The following passage, which closes "The Inspector Calls by Ken Saro-Wiwa, beautifully captures the difficulties of modernizing traditional culture ‹- in this case to insure that everyone in Nigeria has clean, uncontaminated water and that living areas do not serve as breeding grounds for all kinds of lethal germs:
On that occasion when the Sanitary Inspector himself came riding into town on his motor cycle, raising a storm of dust in his wake, he was confronted by the dollops of faeces of children, goats and dogs and by the bushes growing luxuriantly between the houses and along the footpaths. And the gods of the town decreed that the Sanitary Inspector should not see these blemishes which he was duty-bound to obliterate. And he found no one in the town lest he be tempted to ask any citizen where he and his children defecated. The spirits took over his motor-cycle and led him to the house of the Chief where Birabee and his assembled assistants fed him with the good things of life and gave him a good, fat envelope containing you know what, and made sure he drank alcohol to his heart's delight, and then they led him out again, on the same path by which he had come. He took away with him, in the dustclouds following upon his now heavily-laden motor-cycle, all those ill winds which, had they remained behind, would surely have plagued Dukana.

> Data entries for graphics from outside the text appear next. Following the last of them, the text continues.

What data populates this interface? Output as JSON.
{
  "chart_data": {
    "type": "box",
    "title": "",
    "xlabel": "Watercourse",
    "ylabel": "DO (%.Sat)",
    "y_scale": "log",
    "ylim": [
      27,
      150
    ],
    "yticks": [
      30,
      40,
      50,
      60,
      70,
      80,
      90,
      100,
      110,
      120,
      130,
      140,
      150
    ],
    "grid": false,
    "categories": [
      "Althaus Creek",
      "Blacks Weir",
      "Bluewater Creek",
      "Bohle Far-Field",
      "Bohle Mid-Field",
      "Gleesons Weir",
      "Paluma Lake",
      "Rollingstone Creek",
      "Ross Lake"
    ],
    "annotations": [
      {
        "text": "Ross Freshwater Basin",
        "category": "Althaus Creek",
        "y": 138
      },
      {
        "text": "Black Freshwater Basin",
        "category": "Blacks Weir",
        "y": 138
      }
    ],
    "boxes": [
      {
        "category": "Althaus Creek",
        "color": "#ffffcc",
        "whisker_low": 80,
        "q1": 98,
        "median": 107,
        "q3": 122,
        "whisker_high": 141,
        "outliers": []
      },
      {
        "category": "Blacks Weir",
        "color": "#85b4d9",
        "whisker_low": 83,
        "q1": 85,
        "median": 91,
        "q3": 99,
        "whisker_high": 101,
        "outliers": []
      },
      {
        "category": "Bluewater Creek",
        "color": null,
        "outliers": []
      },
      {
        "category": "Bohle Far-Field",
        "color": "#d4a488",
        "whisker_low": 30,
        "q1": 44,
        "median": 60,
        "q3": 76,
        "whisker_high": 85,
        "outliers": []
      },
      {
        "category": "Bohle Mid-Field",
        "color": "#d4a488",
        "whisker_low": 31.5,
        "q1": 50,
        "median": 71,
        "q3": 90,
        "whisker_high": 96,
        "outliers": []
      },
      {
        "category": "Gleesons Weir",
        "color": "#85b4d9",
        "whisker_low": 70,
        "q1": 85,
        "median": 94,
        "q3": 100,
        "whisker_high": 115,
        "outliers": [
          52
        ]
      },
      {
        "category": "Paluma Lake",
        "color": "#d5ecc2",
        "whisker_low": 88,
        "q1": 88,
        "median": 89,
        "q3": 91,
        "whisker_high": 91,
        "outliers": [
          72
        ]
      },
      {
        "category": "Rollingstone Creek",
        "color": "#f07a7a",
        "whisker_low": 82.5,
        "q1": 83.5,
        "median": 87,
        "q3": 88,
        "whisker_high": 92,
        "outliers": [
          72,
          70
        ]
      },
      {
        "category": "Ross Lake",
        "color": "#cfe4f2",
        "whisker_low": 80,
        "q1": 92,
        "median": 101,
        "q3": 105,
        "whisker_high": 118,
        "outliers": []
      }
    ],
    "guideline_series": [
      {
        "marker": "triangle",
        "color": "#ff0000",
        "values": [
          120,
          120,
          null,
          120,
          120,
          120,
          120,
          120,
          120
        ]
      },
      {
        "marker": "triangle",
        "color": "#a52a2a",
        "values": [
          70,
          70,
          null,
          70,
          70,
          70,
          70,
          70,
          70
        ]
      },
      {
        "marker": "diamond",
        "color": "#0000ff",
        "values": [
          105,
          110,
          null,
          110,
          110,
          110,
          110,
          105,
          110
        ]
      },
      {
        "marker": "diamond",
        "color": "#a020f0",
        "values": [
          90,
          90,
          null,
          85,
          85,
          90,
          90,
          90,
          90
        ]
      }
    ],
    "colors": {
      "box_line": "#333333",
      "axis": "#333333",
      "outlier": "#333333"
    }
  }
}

And once again, Dukana returned to its accustomed peace, somnolence, tranquility, dirt and happiness.["The Inspector Calls," A Forest of Flowers, 17-18]
How does the author's tone differ from that found in Saro-Wiwa's other stories that relate encounters of past and present, modern and traditional, western and indigenous cultures-- stories like "Night Ride," "Home, Sweet Home," and "The Stars Below"? How do this story, "The Inspector Calls," and "Case No. 100," which appears in the "High Life" section, illuminate each other?